1. Background and Objective

This project focuses on developing a machine learning–based fraud detection system for real-world transaction data.

Fraudulent transactions are typically rare, highly heterogeneous, and evolve over time, making rule-based systems or single global models insufficient.

The objective of this project is to build a robust, explainable, and scalable modeling framework that improves fraud detection performance by combining domain-informed feature engineering, user-segmentation modeling, and ensemble learning.

2. Data Characteristics and Challenges

The transaction data exhibits several industry-grade challenges:

Severe class imbalance: fraudulent transactions account for a very small fraction of all samples
Missing values: some features are only observable under specific conditions
Temporal dependency: user and merchant historical behavior strongly influences current transactions
Strong heterogeneity: risk patterns differ significantly across users, merchants, and regions

Given these properties, the project prioritizes modeling strategy and feature design over excessive model complexity.

3. Feature Engineering

3.1 User-Level Features

Encrypted address information enables unique identification of purchasers, allowing user-centric historical analysis.

Key idea: segment users based on purchase history

New users (first-time purchasers)
Long-time users (with purchase history)

For users with purchase history, the following features were constructed:

Number of historical purchases
Consistency between current and historical devices
Deviation of the current transaction amount from historical averages
Behavioral pattern shift indicators

These features capture behavioral consistency, which is critical for fraud detection.

3.2 Merchant-Level Features

To complement transaction-level signals, merchant-specific risk characteristics were incorporated:

Historical fraud rate of the merchant
Historical transaction volume and amount
store_device_diversity to capture abnormal device usage patterns

This enables the model to learn merchant-level risk profiles.

4. User Segmentation Modeling Strategy

New users and long-time users differ fundamentally in both available information and behavioral stability.

Therefore, this project adopts an explicit user segmentation modeling strategy.

4.1 Modeling Policy

Users are segmented based on historical transaction availability
Separate evaluation for:

- New users

- Users with purchase history

Temporal order is strictly preserved to prevent data leakage

5. Model Selection

Multiple models were evaluated during experimentation:

CatBoost (primary model)
XGBoost
Random Forest
MLP / Transformer (exploratory)

Considering robustness to missing values, handling of categorical features, and training stability, CatBoost was selected as the core model.
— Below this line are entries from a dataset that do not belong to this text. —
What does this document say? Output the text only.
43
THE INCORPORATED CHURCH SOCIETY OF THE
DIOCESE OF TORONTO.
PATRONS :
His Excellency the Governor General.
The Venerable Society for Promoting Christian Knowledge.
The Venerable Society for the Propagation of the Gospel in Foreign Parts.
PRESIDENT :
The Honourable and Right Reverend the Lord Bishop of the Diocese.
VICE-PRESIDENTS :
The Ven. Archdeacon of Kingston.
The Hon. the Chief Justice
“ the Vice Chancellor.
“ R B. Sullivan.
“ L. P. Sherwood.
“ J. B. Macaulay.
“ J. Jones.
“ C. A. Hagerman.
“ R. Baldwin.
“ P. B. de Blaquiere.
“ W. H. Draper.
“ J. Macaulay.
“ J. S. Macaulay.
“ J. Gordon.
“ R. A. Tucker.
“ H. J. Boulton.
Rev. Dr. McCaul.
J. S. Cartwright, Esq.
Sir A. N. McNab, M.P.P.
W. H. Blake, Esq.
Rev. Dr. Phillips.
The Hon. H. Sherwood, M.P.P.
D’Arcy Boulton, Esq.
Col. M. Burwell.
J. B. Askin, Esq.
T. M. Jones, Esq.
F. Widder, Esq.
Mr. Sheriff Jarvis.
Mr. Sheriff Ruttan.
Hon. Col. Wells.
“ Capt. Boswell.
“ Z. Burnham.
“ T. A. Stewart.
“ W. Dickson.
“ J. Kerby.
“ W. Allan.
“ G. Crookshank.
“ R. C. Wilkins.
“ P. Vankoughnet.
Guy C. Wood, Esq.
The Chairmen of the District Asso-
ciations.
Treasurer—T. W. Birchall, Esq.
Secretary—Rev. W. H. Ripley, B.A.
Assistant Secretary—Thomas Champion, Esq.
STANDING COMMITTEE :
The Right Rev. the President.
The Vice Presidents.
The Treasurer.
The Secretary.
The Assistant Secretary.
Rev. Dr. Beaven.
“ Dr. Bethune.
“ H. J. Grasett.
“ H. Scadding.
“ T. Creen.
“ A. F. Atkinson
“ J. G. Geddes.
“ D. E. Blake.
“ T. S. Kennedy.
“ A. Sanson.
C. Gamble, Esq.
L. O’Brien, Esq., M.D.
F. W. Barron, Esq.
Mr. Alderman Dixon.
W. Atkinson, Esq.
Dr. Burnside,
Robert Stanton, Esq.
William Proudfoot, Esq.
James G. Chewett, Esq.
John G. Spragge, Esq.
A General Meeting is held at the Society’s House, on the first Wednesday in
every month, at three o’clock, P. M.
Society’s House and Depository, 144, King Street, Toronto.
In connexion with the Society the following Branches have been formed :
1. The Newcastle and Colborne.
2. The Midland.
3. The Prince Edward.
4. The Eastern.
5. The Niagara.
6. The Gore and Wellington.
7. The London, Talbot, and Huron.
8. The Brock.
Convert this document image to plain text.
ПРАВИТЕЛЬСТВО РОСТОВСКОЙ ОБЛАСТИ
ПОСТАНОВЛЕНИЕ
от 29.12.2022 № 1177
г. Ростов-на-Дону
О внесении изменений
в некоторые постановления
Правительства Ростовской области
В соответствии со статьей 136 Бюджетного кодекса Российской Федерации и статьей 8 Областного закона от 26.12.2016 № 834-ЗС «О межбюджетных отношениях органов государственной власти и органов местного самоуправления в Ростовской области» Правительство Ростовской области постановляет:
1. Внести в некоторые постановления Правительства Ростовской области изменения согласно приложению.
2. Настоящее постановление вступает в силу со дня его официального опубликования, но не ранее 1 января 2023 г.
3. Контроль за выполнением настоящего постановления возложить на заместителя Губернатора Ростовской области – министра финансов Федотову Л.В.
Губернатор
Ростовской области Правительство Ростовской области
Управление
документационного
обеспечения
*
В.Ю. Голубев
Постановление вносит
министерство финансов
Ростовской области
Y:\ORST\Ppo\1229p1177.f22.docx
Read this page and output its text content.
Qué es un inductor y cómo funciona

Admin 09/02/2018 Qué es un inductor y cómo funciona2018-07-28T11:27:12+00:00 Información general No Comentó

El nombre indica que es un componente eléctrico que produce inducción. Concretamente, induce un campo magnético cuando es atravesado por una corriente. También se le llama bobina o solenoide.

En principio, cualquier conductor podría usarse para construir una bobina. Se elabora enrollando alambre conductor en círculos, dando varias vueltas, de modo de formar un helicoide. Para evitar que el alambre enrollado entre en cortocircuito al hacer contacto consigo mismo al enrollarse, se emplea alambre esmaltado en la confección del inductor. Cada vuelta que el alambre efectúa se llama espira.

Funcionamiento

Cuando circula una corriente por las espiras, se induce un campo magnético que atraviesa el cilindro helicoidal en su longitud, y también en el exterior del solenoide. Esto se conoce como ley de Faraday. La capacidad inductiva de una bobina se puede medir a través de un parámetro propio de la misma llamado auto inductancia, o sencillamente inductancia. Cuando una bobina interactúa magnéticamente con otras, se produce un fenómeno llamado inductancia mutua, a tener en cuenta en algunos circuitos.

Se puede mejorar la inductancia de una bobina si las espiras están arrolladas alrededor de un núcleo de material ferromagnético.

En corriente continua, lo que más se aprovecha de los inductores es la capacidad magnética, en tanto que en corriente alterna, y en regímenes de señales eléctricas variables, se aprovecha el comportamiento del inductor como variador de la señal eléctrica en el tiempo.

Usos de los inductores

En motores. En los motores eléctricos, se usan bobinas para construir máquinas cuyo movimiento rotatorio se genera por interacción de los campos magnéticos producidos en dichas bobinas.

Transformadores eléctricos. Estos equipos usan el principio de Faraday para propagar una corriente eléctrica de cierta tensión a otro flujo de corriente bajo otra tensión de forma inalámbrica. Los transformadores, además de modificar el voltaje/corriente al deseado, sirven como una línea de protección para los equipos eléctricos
6. Hyperparameter Tuning and Analysis

Systematic hyperparameter tuning was conducted for CatBoost, along with importance analysis.

Key findings include:

learning_rate has the largest impact on performance
scale_pos_weight is critical for improving F1-score under class imbalance
Tree depth and number of iterations mainly control model complexity and generalization

These insights guided efficient and interpretable tuning strategies.

7. Ensemble Learning

To further enhance robustness, AutoGluon was applied for ensembling:

Automatic combination of multiple model predictions
Improved generalization and stability
Used as a benchmark against single-model performance

8. Experimental Results (F1-score)

8.1 Overall Performance

F1 score: 0.31 → 0.50

8.2 Segmented Performance

User Group	Before	After
Users with purchase history	0.44	0.60
Users without purchase history	0.18	0.30

These results indicate:

Historical behavior features are highly influential for fraud detection
New users remain more challenging, but segmentation significantly improves performance
Group-wise evaluation better reflects real business impact than aggregate metrics

9. Summary

This project demonstrates that effective fraud detection relies on:

Domain-driven feature engineering
Modeling strategies tailored to imbalanced data
Explicit user segmentation (new vs. long-time users)
Robust learning with CatBoost and ensemble methods

The framework is production-oriented and can be naturally extended to merchant-level, regional, or time-window–based modeling.